The “0 lines modified” bounty

We claim the app modifies zero lines of any AI coding agent it integrates with. We are putting $500 on it.

What counts as a win

  • Any byte changed in an agent's own binary, bundle, or vendor-installed files, caused by installing or running our app.
  • Any weakening of an agent's security posture (for example a CSP relaxed) caused by our app.
  • Any hook or config we add outside the agent's own documented hook mechanism, or without showing it in the installer's change-preview.

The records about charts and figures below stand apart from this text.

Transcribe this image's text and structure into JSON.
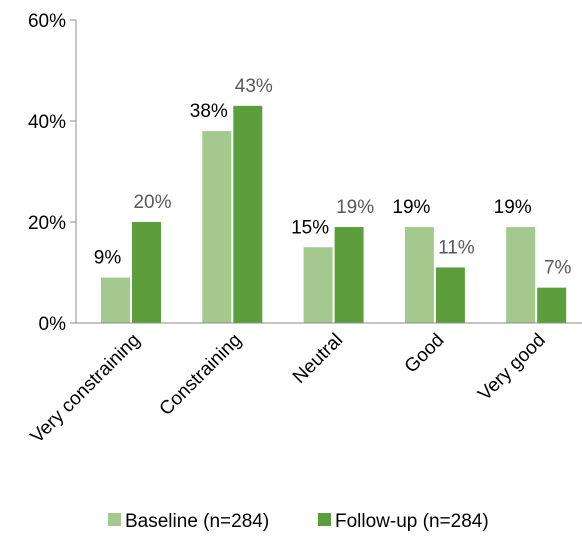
{
  "chart_data": {
    "type": "bar",
    "title": "",
    "xlabel": "",
    "ylabel": "",
    "categories": [
      "Very constraining",
      "Constraining",
      "Neutral",
      "Good",
      "Very good"
    ],
    "series": [
      {
        "name": "Baseline (n=284)",
        "color": "#a3c98f",
        "label_color": "#000000",
        "values": [
          9,
          38,
          15,
          19,
          19
        ],
        "labels": [
          "9%",
          "38%",
          "15%",
          "19%",
          "19%"
        ]
      },
      {
        "name": "Follow-up (n=284)",
        "color": "#5d9e3c",
        "label_color": "#595959",
        "values": [
          20,
          43,
          19,
          11,
          7
        ],
        "labels": [
          "20%",
          "43%",
          "19%",
          "11%",
          "7%"
        ]
      }
    ],
    "ylim": [
      0,
      60
    ],
    "yticks": [
      0,
      20,
      40,
      60
    ],
    "ytick_labels": [
      "0%",
      "20%",
      "40%",
      "60%"
    ],
    "grid": false,
    "legend_position": "bottom"
  }
}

What does not count (by design)

  • The documented hook-config entry the installer adds with your consent and shows you first. One-click revert removes it cleanly.
  • Changes to our own app's files, config, or state.
  • Files you or another tool modified independently of our app.
  • Behavior on an agent version we do not yet support, or a build you patched yourself.

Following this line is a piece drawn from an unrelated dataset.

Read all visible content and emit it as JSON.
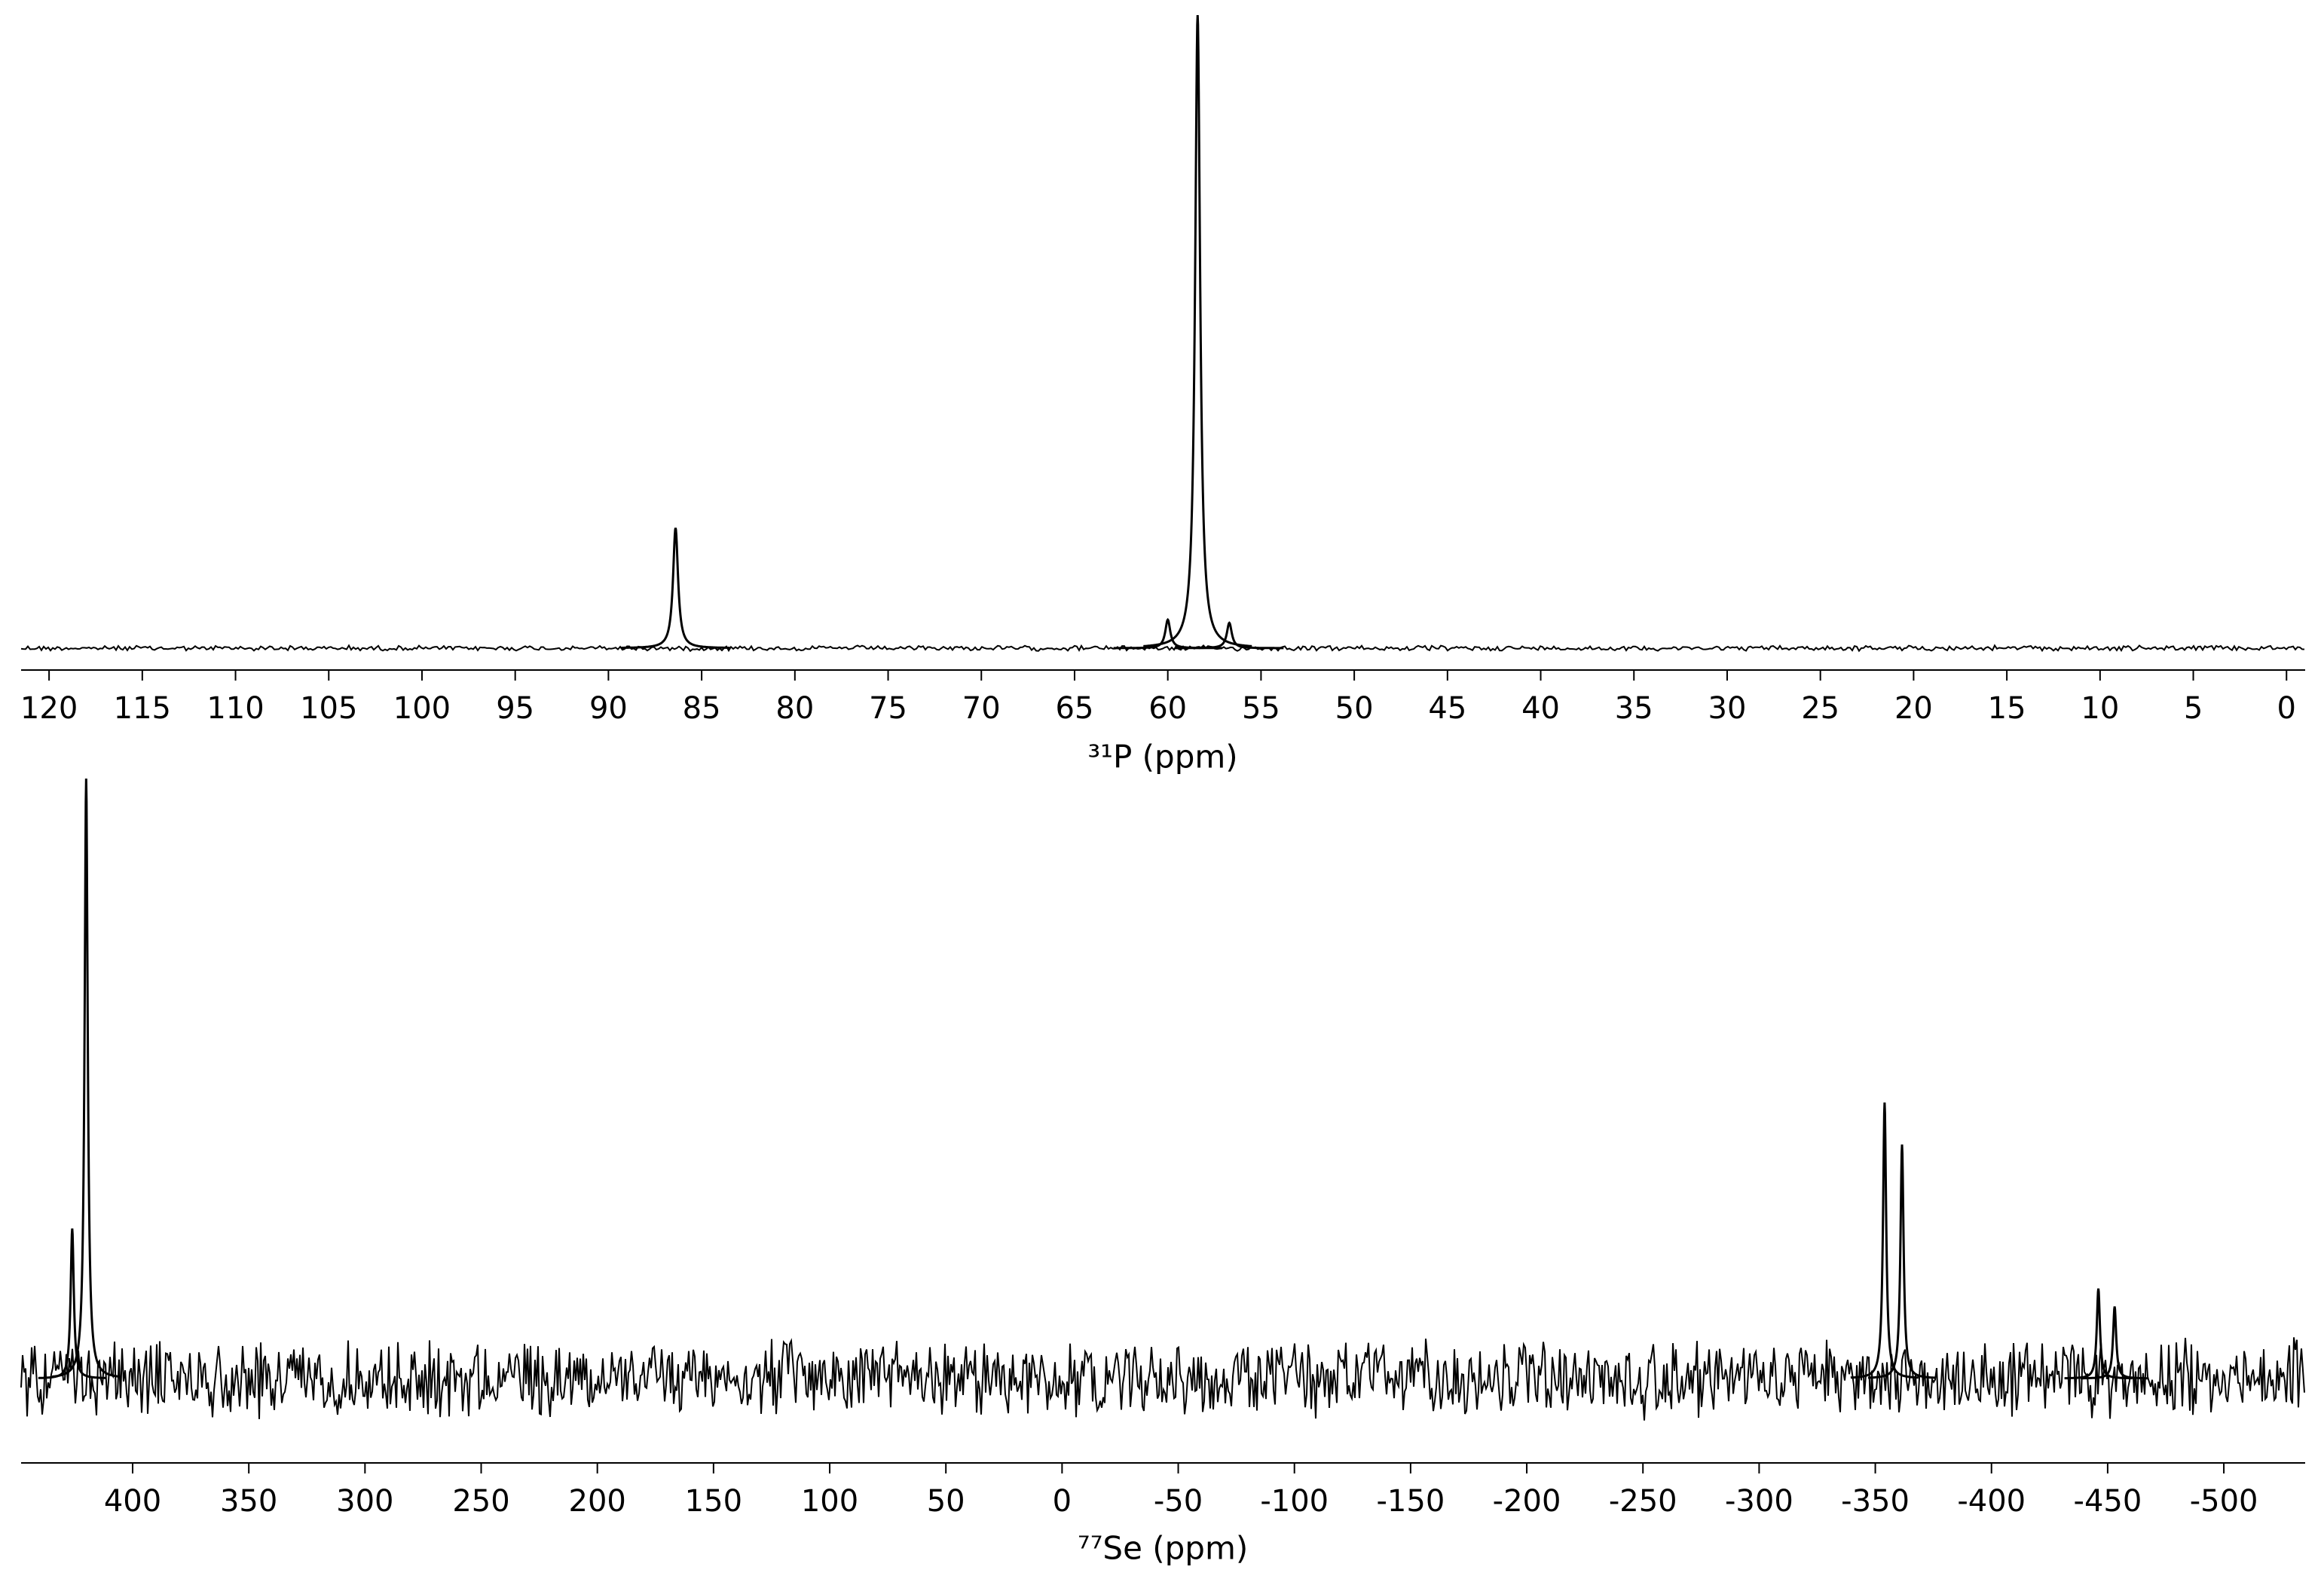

To claim: open a public issue on the client repo titled bounty: with the agent and version, exact reproduction steps from a clean machine, and the diff or evidence of the agent-owned change. We reproduce it; if it holds, we pay $500, fix it, and say so publicly. We post confirmed and rejected claims openly either way, so the bounty itself stays honest.

Reproduce the zero-diff proof

The report below is machine-generated. It runs the installer in a throwaway sandbox home, diffs every agent config before and after, then reverts and confirms the bytes are identical. It exits non-zero if anything outside the documented write surface changes, so the proof doubles as a regression test.

Run it yourself

# the client repo is public at launch; these run against it then
git clone https://github.com/angelo-swe/tipbar && cd tipbar
bash scripts/zero-diff-proof.sh

Publishes with the repo at launch

The full PROOF.md renders here verbatim when the client repo goes public at launch, alongside the source that produces it. Until then, the report ships inside the repository so you can run bash scripts/zero-diff-proof.sh and reproduce it byte-for-byte the moment the code is in your hands.